I went to a Catholic grade school. Guilt is nothing new to me. I felt guilt or was surrounded by feelings of guilt for most of my childhood. Even today, my mother-in-law (who also attended a Catholic school) and I joke about how we have mastered feeling guilty about something...ANYTHING...just about every day. And, full disclaimer, we have learned how to make others feel that same guilt, too.
It should come as no surprise that I often feel guilty about indulging in myself as a mother. My every waking moment should be spent doing something for my two young sons, ages 8 and 6. I should be playing with them, doing homework with them, feeding them, bathing them and being at their beckon call. When they are at school, I feel guilty when I sit down to a lunch prepared exclusively for myself.

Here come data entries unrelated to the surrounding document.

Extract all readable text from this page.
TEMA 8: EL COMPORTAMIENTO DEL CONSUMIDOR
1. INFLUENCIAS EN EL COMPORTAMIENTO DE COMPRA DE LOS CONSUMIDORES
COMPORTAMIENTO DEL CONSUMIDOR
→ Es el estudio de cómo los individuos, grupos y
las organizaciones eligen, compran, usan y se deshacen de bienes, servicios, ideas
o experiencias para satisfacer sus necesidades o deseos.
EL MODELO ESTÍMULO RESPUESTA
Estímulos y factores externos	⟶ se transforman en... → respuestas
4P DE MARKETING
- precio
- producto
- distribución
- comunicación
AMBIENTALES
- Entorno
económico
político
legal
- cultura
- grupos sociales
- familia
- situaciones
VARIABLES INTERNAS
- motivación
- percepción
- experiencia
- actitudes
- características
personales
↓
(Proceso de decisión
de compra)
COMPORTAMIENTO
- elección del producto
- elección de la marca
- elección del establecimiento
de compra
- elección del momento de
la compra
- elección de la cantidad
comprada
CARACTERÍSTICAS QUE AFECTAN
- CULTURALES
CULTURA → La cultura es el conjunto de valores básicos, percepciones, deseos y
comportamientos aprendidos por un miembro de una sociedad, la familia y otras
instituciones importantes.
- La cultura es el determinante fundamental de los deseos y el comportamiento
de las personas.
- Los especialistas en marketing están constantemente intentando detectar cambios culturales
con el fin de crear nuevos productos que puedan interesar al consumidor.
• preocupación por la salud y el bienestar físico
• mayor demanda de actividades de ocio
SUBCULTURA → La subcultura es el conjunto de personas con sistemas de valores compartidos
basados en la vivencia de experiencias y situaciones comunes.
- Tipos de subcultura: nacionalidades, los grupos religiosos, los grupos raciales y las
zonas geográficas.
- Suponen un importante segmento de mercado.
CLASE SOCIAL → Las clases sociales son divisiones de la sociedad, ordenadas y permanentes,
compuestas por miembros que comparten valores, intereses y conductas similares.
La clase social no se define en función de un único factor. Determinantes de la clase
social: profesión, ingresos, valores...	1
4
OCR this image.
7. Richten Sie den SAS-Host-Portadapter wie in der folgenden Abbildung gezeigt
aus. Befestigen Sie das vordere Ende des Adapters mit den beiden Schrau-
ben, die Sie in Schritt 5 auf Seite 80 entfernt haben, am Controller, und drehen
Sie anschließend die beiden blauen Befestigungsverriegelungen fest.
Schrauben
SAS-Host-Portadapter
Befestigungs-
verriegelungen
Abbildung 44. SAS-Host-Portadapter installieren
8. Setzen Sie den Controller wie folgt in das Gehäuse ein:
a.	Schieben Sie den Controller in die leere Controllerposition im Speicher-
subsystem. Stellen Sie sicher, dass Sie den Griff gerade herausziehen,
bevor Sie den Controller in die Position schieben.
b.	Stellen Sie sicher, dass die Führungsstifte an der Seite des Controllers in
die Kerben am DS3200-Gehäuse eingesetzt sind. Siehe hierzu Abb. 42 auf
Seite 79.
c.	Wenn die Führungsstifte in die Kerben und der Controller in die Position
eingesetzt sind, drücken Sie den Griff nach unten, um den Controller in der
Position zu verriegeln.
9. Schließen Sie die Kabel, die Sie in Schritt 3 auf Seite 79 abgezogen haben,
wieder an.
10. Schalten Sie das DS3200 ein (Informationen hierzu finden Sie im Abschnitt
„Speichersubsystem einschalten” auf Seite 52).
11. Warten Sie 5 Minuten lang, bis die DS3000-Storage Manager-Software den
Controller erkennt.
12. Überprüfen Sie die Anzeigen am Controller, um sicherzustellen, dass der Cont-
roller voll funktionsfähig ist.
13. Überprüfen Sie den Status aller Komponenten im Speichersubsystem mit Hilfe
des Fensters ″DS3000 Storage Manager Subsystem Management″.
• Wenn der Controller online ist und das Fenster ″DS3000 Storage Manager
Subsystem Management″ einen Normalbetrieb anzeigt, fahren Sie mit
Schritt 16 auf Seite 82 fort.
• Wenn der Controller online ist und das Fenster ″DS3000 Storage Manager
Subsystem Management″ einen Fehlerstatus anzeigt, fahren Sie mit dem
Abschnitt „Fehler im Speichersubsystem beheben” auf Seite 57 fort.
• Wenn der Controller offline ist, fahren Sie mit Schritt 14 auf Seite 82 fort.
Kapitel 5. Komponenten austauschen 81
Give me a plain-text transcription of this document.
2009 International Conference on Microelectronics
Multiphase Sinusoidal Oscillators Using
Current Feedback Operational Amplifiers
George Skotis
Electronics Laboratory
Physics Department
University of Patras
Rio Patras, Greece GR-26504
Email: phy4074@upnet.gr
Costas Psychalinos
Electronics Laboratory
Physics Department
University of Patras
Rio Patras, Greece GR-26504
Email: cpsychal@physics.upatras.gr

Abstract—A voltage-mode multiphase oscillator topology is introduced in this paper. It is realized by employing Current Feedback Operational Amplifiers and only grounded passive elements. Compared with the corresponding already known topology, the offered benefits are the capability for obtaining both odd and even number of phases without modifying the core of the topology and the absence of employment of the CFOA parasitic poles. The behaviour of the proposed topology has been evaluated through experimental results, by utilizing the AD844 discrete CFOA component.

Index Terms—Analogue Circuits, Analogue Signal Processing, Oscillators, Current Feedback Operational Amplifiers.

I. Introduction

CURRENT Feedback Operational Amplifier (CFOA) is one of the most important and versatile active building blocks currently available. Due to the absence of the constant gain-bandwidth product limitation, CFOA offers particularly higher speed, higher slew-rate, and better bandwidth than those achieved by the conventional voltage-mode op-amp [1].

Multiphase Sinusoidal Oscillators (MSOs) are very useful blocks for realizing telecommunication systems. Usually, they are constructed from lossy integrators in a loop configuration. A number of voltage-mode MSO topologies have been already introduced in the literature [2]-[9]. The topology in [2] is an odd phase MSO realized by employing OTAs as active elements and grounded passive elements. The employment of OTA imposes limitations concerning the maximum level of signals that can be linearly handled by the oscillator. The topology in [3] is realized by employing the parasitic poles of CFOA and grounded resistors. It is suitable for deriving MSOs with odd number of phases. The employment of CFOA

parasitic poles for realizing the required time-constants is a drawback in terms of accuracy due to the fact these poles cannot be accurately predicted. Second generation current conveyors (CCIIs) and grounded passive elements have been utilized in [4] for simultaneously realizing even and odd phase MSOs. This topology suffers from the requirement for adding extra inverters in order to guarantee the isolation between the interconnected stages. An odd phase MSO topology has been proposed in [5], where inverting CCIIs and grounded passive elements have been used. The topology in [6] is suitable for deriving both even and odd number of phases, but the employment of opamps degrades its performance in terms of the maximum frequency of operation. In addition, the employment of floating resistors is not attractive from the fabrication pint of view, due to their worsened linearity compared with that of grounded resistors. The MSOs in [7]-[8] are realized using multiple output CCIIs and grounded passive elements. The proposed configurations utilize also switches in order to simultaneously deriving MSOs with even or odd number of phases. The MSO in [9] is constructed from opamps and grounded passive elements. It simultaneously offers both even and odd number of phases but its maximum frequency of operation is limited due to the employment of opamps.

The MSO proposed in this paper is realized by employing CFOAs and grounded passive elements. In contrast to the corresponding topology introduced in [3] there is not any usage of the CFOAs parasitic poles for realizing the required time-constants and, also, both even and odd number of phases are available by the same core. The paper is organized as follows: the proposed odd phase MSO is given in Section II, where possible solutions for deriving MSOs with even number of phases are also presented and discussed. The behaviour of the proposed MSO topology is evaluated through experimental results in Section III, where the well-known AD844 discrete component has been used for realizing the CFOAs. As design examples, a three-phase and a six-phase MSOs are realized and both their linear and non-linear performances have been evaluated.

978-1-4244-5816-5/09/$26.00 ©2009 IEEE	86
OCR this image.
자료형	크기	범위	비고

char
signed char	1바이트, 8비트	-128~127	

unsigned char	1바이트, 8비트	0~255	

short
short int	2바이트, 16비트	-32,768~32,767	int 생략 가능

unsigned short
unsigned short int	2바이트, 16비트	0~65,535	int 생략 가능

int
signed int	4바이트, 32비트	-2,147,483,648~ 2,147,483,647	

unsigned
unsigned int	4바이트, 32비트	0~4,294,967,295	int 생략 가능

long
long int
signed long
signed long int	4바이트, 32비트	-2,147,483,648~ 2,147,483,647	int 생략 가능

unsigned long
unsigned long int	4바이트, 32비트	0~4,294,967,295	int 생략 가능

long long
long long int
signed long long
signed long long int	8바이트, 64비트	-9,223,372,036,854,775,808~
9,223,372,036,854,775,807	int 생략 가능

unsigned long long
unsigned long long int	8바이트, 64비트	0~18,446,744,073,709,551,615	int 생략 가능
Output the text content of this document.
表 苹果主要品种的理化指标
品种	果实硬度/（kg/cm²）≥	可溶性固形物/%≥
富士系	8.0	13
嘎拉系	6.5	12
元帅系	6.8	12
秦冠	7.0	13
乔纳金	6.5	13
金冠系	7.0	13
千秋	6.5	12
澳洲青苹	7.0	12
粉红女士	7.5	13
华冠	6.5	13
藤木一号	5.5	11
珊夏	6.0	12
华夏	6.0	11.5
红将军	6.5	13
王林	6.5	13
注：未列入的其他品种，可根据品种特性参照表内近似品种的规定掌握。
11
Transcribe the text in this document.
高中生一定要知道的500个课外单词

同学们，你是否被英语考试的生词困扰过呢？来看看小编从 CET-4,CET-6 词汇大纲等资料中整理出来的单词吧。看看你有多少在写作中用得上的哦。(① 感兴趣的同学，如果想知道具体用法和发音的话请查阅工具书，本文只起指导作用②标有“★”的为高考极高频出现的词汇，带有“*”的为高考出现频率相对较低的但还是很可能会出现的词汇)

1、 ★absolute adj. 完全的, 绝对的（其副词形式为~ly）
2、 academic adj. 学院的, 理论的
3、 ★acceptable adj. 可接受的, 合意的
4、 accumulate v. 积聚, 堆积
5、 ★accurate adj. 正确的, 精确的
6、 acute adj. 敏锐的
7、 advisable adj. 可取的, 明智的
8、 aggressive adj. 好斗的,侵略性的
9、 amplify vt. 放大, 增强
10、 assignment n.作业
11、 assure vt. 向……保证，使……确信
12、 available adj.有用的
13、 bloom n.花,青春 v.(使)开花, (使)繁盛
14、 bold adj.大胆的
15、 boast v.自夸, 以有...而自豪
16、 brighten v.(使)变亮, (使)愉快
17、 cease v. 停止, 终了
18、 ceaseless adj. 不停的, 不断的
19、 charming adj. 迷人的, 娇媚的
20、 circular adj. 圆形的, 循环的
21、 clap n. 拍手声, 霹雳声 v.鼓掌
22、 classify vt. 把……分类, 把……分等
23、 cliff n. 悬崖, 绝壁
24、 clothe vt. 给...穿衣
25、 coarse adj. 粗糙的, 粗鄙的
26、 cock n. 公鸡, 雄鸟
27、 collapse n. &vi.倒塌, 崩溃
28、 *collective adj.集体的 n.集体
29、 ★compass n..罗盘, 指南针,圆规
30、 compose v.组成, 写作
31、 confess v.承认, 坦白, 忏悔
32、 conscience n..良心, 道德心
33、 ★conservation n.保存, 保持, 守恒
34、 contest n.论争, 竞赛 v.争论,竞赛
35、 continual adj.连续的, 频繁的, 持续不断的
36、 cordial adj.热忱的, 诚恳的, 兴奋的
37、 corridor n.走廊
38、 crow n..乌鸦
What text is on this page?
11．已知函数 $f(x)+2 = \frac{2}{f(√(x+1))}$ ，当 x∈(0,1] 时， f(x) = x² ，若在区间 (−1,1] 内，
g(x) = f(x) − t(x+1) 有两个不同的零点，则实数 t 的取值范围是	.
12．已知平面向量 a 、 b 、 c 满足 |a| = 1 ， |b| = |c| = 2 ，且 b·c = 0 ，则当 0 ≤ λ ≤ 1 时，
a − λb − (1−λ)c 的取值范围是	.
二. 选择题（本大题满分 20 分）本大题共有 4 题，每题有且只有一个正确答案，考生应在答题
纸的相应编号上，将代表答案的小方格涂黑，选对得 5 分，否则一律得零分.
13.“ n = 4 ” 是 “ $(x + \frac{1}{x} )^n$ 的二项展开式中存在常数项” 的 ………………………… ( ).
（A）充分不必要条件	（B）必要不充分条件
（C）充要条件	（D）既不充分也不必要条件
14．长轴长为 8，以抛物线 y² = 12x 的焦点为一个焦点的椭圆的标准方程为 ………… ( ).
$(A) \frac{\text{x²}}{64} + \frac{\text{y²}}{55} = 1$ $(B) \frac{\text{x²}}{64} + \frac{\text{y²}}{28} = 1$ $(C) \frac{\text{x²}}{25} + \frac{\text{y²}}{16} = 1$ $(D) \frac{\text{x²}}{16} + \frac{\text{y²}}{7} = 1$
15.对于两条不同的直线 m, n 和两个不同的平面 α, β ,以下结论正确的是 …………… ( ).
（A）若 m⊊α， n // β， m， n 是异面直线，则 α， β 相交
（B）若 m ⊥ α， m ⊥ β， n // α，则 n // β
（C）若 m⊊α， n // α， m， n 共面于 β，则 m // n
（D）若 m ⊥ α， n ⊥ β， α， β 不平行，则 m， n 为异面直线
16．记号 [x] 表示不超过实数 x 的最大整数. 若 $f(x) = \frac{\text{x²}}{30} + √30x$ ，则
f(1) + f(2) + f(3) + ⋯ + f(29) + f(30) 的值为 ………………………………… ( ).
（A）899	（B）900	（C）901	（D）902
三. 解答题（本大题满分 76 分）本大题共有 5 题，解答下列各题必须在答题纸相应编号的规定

Besides my boys and my husband, however, is exercise. Exercising first thing in the morning, to me, is like my morning cup of coffee. I am pretty miserable without it. It's through this significant interest in exercise that I have come to learn about the importance of self-care, the guilt-free kind. When I talk to trainers, fitness instructors and even nutritionists, I'm given the same message: Self-care is the single most important way we can take care of ourselves. Without self-care, whether it's a massage, a good workout or trip to the spa, we risk losing ourselves in our daily stress and forgetting to just have fun.
My New Year's resolution (well, one of them, at least) is to try to remember to have fun. I'm going to try to not always seek out the stressful part of any situation in which I'm faced, no matter how easy it would be to feel the stress. Instead, I'm going to be more thankful for the opportunity I have -- the one that may cause the stress -- and approach it with a smile.
Along those lines, I'm going to resolve to feel less guilty about my self-care experiences. I'm often reminded of the saying "Happy Mom, Happy Life." And I'm finally realizing the amazing amount of truth to that saying.